Piotr Naimski told Polish Radio: “Poland will not extend the contract.
“New possibilities will appear,” he said in reference to the Baltic pipe linking Poland with Norway via Denmark as the Central European country attempts to diversify gas supplies.
Poland’s nationalist Law and Justice party has said it does not intend to renew its contract with Gazprom in 2022, citing supply disruptions since President Vladimir Putin took power.
Poland would also diversify supplies by signing contracts for the purchase of LNG (liquefied natural gas) from the US and Qatar, Naimski added.
In December, PGNiG, Poland’s state-owned oil and gas utility, signed deals for US LNG deliveries.
Poland is also pushing ahead with plans to expand its LNG terminal in the Baltic port of Swinoujscie (pictured), and in December launched a bidding process to boost its regasification capacity from 5 bcm to 7.5 bcm.
Pawel Jakubowski, CEO of Polskie LNG, said the LNG deliveries and Norwegian gas supplies could reorientate the central European gas market by creating north-south gas routes to replace the existing east-west links, weakening reliance on Russia.

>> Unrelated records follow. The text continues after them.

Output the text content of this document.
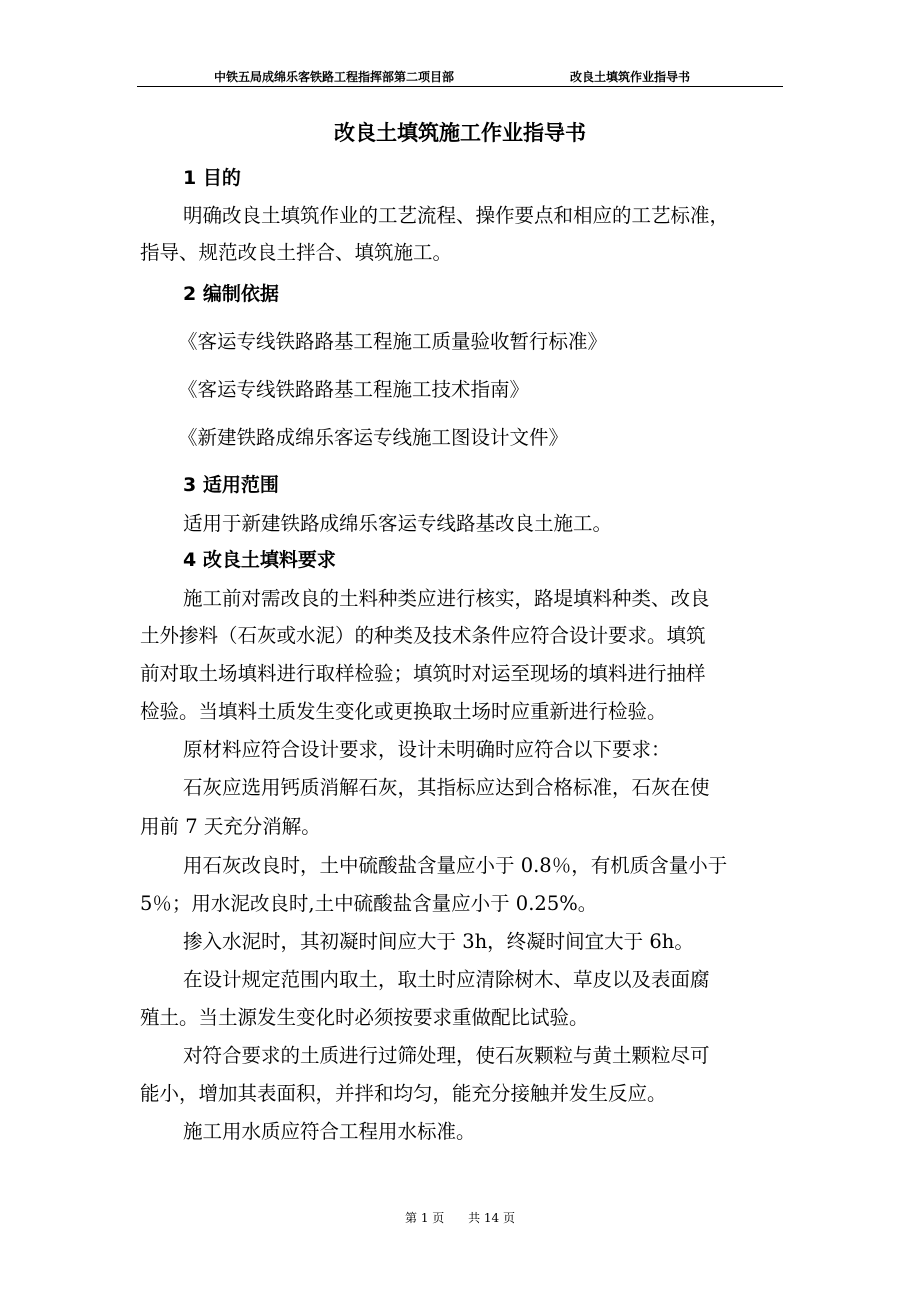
中铁五局成绵乐客铁路工程指挥部第二项目部	改良土填筑作业指导书
改良土填筑施工作业指导书
1 目的
明确改良土填筑作业的工艺流程、操作要点和相应的工艺标准，
指导、规范改良土拌合、填筑施工。
2 编制依据
《客运专线铁路路基工程施工质量验收暂行标准》
《客运专线铁路路基工程施工技术指南》
《新建铁路成绵乐客运专线施工图设计文件》
3 适用范围
适用于新建铁路成绵乐客运专线路基改良土施工。
4 改良土填料要求
施工前对需改良的土料种类应进行核实，路堤填料种类、改良
土外掺料（石灰或水泥）的种类及技术条件应符合设计要求。填筑
前对取土场填料进行取样检验；填筑时对运至现场的填料进行抽样
检验。当填料土质发生变化或更换取土场时应重新进行检验。
原材料应符合设计要求，设计未明确时应符合以下要求：
石灰应选用钙质消解石灰，其指标应达到合格标准，石灰在使
用前 7 天充分消解。
用石灰改良时，土中硫酸盐含量应小于 0.8％，有机质含量小于
5％；用水泥改良时,土中硫酸盐含量应小于 0.25%。
掺入水泥时，其初凝时间应大于 3h，终凝时间宜大于 6h。
在设计规定范围内取土，取土时应清除树木、草皮以及表面腐
殖土。当土源发生变化时必须按要求重做配比试验。
对符合要求的土质进行过筛处理，使石灰颗粒与黄土颗粒尽可
能小，增加其表面积，并拌和均匀，能充分接触并发生反应。
施工用水质应符合工程用水标准。
第 1 页 共 14 页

“Poland is working on interconnectors with Lithuania, Ukraine, Slovakia and the Czech Republic to be able to deliver surplus volumes to neighbouring markets to create a regional gas hub,” Jakubowski said. “The Baltic pipe can give us very stable supplies to the Polish gas market on a long-term basis. The LNG terminal can give us flexibility and price arbitrage.”
Poland’s Gaz-System and Danish Energinet agreed to proceed with the gas pipeline in November.
Work on the Baltic pipe is due to start next year and end by October 2022, according to Polish Radio.
Poland’s government is also considering the impact of Russo-German Nord Stream 2 pipeline that is due to open this year, bypassing Ukraine and Poland.
Kay-Olaf Lang of the German Institute for International and Security Affairs told DW that Poland saw the Nord Stream 2 pipeline as a symbol “of German disloyalty towards its eastern neighbour and of a special relationship with Russia”.
Gazprom aims to complete Nord Stream 2 before 2020 when its gas-transit deal with Kiev runs out and Poland reportedly believes that when Russian gas no longer has to travel through Ukraine, the country will be more vulnerable to further Russian aggression.
In mid-January, PGNiG signed three production licences in Norwegian waters and in October it paid US$220 million for a stake in the Tommeliten Alpha gas field, south of the Norwegian mainland.
Poland hopes the moves will cut dependence on Russian gas and allow the country to emerge as a Central European gas hub.
“[The Baltic pipe] is the most important deal from the perspective of diversifying our energy mix, and making Poland independent from Russian gas,” said energy analyst Robert Tomaszewski of Polityka Insight in Warsaw. “It is the last condition towards making [Poland] free.”
Poland currently buys about 11 billion cubic metres (bcm) of the 17 bcm of natural gas it consumes each year from Russia’s gas giant, Gazprom.